Dimanche 14 février, à l’occasion d’une interview sur CNews, avec le mot « islamo-gauchisme », Frédérique Vidal a déclenché un vent de fronde très puissant dans l’enseignement supérieur et la recherche française. Elle a ouvert une séquence politique qui n’est pas encore refermée à l’heure où nous écrivons ces lignes. Nous avons voulu revenir sur les tweets qui ont marqué ces 5 jours.
2 min d’interview, 10 jours de polémiques
Dimanche à 10h55, Frédérique Vidal annonce sur son compte Twitter son passage sur CNews. En janvier, elle a honoré de nombreux médias (France Culture, BFM-TV, RTL, France 2, RMC, France Info, France Bleue…) de sa présence pour tenter de déminer le sujet de la précarité étudiante, devenue un fait de société. Ce passage TV est donc un autre épisode de cette séquence de communication pour la ministre.
Dimanche dans la soirée, la Ministre partage 3 tweets. Trois extraits de l’émission face à Jean-Pierre Elkabbach. L’un de ces extraits est celui sur l’islamo-gauchisme. Sur le coup, il suscite assez peu de réactions. 24 heures plus tard, le compte @SoundofScFr (3.100 abonnés) repartage l’extrait. Sound of science est un site d’information scientifique tenu par Martin Clavey. Et c’est c’est à partir de ce tweet que les choses s’emballent.
Nous avons figuré dans cette infographie les principaux moments de la séquence. Pour chacun d’entre eux, nous avons analysé :
- les retweets
- le nombre de mentions
- les likes
- et le nombre de commentaires
Les ingrédients du bon feuilleton médiatique
Après des mois difficiles à l’université, privée d’enseignement en présentiel contrairement à d’autres types d’établissements (lycées, prépas, etc.), la paupérisation galopante de la population étudiante et son exposition médiatique, la Ministre était déjà sur la défensive. Dans un contexte explosif. Le sujet « islamo-gauchisme » a été l’étincelle.
Il se trouve que ce sujet de société cristallise des oppositions jusqu’au sein de la majorité. Il était déjà apparu il y a quelques mois dans une prise de position de Jean-Michel Blanquer. Prise de position à laquelle Frédérique Vidal s’était opposée. Dès que la Ministre de l’enseignement supérieur a ouvert le bal, dimanche 14 février, l’enchainement des faits a alimenté la visibilité de la polémique. Les rebondissements ont maintenu la tension :
- la réaction très vive de la CPU,
- la réponse du CNRS,
- le sondage de CNEWS,
- le lancement d’une pétition pour la démission de la Ministre.
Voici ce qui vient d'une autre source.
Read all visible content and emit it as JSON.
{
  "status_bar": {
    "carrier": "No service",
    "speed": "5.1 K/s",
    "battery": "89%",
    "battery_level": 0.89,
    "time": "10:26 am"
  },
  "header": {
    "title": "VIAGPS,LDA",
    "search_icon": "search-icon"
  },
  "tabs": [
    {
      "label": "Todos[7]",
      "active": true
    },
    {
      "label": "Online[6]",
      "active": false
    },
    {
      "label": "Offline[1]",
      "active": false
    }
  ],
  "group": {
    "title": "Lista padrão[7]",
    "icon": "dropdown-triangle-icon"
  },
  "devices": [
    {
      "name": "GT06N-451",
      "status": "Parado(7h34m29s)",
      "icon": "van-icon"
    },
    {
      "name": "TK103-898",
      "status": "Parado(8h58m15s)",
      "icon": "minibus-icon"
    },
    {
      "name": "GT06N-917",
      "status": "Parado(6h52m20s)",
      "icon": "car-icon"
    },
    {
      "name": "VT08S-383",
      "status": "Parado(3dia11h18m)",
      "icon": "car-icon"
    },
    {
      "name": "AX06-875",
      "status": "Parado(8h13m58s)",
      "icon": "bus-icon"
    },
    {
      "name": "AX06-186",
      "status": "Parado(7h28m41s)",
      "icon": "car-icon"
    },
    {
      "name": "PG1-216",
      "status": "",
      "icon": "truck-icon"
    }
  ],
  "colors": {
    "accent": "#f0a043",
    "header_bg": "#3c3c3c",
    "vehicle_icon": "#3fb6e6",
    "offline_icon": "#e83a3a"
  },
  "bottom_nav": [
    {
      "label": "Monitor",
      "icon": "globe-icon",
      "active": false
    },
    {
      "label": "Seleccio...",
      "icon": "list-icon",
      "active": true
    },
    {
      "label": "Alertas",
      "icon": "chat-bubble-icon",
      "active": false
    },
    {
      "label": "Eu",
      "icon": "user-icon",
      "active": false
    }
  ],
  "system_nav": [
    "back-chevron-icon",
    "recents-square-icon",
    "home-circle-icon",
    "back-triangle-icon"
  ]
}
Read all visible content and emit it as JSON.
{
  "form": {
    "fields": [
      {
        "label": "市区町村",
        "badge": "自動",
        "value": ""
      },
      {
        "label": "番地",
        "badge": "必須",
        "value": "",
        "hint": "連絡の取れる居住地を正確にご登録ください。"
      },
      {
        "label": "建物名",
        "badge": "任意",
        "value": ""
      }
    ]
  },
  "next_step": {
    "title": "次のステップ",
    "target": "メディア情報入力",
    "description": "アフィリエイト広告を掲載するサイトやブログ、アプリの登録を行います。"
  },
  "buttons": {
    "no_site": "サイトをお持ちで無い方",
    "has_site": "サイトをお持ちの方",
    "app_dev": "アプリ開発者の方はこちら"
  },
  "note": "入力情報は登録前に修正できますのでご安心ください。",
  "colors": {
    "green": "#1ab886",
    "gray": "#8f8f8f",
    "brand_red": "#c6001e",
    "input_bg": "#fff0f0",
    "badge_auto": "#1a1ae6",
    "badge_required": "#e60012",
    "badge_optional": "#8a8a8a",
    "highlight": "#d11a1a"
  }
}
Le tout, dans un environnement média qui ne voulait pas être en reste : avec des unes de quotidiens (voir ci-dessous), des invités en plateau (notamment Jean Chambaz, le président de Sorbonne université), des experts qui commentent…
Que retenir de la séquence ?
Le tweet de la CPU
Il bat tous les records : la réponse à la Ministre est le tweet le plus partagé et le plus liké de l’histoire du compte @CPuniversite (31k followers). Jusqu’à présent, le record était détenu par ce tweet. Cela aurait dû alerter la Ministre….
Retenons aussi la bonne prestation de Jean Chambaz sur France Info. Le discret président de Sorbonne université a fait une forte impression, à tel point qu’il se retrouve ensuite attaqué pour son passé militant sur CNews (extrait vidéo à 2:21)… Il ne faisait pourtant que reprendre des éléments factuels sur l’islamo-gauchisme.
Le tweet du CNRS
Plus discret et moins d’unanimité autour de ce tweet ; pourtant il bat lui aussi tous les records en devenant le tweet le plus RT et liké de l’histoire du CNRS (180k followers). Par effet de bord, un autre tweet récent se place immédiatement en seconde position : les internautes y ont vu un message caché à l’intention de Frédérique Vidal. Mais jusqu’à présent, le tweet qui avait eu le plus de succès (14 fois moins de likes) était beaucoup plus sage…
L’image de l’université attaquée par sa propre ministre
Que restera-t-il de cette séquence dans quelques semaines, mois ? Si le tourbillon et son impact ont semblé énormes ces derniers jours, les métriques nous aident à relativiser.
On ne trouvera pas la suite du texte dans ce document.